Dalam hal sanad, para orientalis juga menemukan kelemahan-kelemahan. Mereka berpendapat bahwa seorang sanad yang paling akhir memerlukan sandaran pada rawi sebelumnya sehingga dengan sandaran tersebut memungkinkan terjadi legitimasi tekstual terhadap hadits yang dibawahnya. Tradisi menyandarkan dianggap oleh kaum orientalis sebagai bukti ketidak mandirian dan kesalahan teks yang dibawahnya sehingga memerlukan kualitas yang lain sebagaimana yang dikemukakan oleh Joseph Scathc dalam bukunya The Origins of Muhammadan Jurisprudence.

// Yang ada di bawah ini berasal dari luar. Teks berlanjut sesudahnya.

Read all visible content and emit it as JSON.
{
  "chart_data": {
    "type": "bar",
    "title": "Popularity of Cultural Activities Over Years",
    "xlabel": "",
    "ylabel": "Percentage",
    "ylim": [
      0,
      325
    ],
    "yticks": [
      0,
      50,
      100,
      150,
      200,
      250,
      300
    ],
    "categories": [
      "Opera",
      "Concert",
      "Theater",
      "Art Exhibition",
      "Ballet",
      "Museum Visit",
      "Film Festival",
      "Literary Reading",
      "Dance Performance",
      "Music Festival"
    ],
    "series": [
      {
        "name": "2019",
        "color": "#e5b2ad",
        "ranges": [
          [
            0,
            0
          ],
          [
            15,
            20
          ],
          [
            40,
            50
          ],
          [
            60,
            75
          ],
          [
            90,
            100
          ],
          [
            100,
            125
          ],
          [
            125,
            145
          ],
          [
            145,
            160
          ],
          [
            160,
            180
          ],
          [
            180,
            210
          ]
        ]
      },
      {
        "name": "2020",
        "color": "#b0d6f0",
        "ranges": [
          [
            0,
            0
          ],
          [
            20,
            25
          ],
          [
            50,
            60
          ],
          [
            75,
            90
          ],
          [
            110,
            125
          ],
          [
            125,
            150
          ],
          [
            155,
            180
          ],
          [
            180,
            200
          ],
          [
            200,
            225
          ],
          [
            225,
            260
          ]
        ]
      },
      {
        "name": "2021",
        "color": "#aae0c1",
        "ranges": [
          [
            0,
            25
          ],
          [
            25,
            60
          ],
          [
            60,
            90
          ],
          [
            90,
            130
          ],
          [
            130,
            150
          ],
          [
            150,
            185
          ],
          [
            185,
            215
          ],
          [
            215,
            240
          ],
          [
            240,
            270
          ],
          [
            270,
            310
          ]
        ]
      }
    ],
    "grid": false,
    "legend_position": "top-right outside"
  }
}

Dalam pandangan mereka legitimasi hadits dengan melakukan proses penyandaran pada generasi sebelumnya sangat nampak pada tradisi pengambilan hukum. Dia berpendapat bahwa Hukum Islam baru berwujud pada masa setelah al-Sya’bi (w. 110 H). hal ini berarti hadits-hadits yang berkenaan dengan hukum Islam adalah buatan orang-orang setelah al-Sya’bi. Karena ia beranggapan bahwa hukum Islam baru dikenal pada masa pengangkatan para qadi. Maka kesimpulan yang didapat dari hasil kajiannya tersebut bahwa keputusan-keputusan yang diambil para qadi itu memerlukan legitimasi dari orang yang memiliki otoritas lebih tinggi sehingga mereka menisbahkannya kepada orang-orang sebelum mereka sampai pada totoh-tokoh generasi tabi’in, para Sahabat, dan berakhir pada Nabi Muhammad Saw. inilah rekonstruksi sanad menurut Schatc [19])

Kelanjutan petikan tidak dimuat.